Święta zbliżają się wielkimi krokami. Każdy obchodzi je na swój sposób, ale wiele osób na pewno już zaczęło wprowadzać się w świąteczny nastrój. W ferworze przygotowań łatwo jednak zapomnieć, ile ten czas może dać nam radości, tak jak bywało to w dzieciństwie. Jednym z nieodłącznych elementów Świąt są oczywiście prezenty. Wszystkim życzę, żeby zarówno te otrzymane jak i podarowane były przemyślane i trafione. Moim zdaniem liczą się chęci i jakość a nie ilość i cena. Uważam też, że ręcznie przygotowane prezenty mają w sobie coś wyjątkowego. Dlatego chciałabym podzielić się z Wami kilkoma prostymi inspiracjami na świąteczne kosmetyki, które świetnie się prezentują i cudownie pachną. Można je przygotować za równo dla siebie, jak i podarować komuś bliskiemu.

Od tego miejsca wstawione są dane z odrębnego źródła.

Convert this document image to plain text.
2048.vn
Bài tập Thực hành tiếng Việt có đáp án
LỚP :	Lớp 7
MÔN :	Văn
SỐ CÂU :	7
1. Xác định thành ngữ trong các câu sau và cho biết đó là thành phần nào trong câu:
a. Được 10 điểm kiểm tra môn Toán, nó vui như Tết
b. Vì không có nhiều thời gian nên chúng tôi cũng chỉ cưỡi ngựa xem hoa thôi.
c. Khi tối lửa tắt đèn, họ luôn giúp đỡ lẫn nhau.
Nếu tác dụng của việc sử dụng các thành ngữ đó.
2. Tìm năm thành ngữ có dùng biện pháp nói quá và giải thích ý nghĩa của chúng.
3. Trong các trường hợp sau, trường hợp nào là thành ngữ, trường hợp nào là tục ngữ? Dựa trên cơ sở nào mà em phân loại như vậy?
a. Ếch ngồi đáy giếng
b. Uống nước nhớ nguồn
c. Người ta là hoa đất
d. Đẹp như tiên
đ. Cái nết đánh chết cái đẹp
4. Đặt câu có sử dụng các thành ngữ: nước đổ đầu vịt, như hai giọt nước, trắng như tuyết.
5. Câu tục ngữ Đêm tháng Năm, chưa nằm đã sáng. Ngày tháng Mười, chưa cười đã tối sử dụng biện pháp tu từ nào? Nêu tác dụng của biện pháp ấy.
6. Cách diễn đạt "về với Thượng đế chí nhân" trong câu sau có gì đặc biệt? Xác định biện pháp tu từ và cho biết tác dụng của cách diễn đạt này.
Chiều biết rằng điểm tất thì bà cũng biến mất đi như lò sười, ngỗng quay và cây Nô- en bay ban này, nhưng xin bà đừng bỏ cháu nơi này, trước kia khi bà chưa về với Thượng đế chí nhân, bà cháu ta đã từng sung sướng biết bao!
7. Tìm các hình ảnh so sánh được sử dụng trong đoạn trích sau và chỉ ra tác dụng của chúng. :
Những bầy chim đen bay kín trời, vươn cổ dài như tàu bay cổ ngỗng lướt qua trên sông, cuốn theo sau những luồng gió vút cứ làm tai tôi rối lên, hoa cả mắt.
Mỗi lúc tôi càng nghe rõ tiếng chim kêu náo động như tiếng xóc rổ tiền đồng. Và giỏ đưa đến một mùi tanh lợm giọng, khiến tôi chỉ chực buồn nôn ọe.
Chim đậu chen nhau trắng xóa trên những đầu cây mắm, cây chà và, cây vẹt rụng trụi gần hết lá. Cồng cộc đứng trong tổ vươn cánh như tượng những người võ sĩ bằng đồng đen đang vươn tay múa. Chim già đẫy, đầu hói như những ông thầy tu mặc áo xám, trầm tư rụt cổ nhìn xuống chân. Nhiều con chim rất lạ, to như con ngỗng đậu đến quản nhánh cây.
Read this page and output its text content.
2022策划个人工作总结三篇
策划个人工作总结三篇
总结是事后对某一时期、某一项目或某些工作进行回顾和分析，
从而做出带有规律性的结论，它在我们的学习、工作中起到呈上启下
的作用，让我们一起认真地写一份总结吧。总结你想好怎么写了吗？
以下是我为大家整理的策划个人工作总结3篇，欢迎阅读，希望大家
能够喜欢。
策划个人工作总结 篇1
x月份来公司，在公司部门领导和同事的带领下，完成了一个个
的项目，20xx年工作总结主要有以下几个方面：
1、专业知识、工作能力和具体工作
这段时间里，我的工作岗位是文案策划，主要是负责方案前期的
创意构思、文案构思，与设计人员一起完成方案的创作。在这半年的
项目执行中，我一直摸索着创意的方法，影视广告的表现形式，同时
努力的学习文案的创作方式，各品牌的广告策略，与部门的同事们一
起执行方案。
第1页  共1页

Tak naprawdę większość składników na poniższe kosmetyki znajdziemy w domu. Kawa, soda, mak czy olej kokosowy są bardzo łatwo dostępne i niedrogie, a można z nich wyczarować coś wyjątkowego. Aby uzyskać zapach Świąt przydadzą się przyprawy i olejki eteryczne korzenne – cynamonowy, imbirowy, anyżkowy czy goździkowy. Świetnie skomponują się z nimi olejki cytrusowe, jak pomarańczowy czy klementynkowy, oraz olejki z drzew iglastych – sosnowy i cedrowy. Jeśli ktoś ma wrażliwą skórę, powinien używać ich jednak oszczędnie i skupić się na pozostałych składnikach. Dodanie oleju kokosowego nierafinowanego, masła kakaowego lub suszonych kwiatów również nada pięknego aromatu i sprawi, że kosmetyki będą delikatne dla skóry.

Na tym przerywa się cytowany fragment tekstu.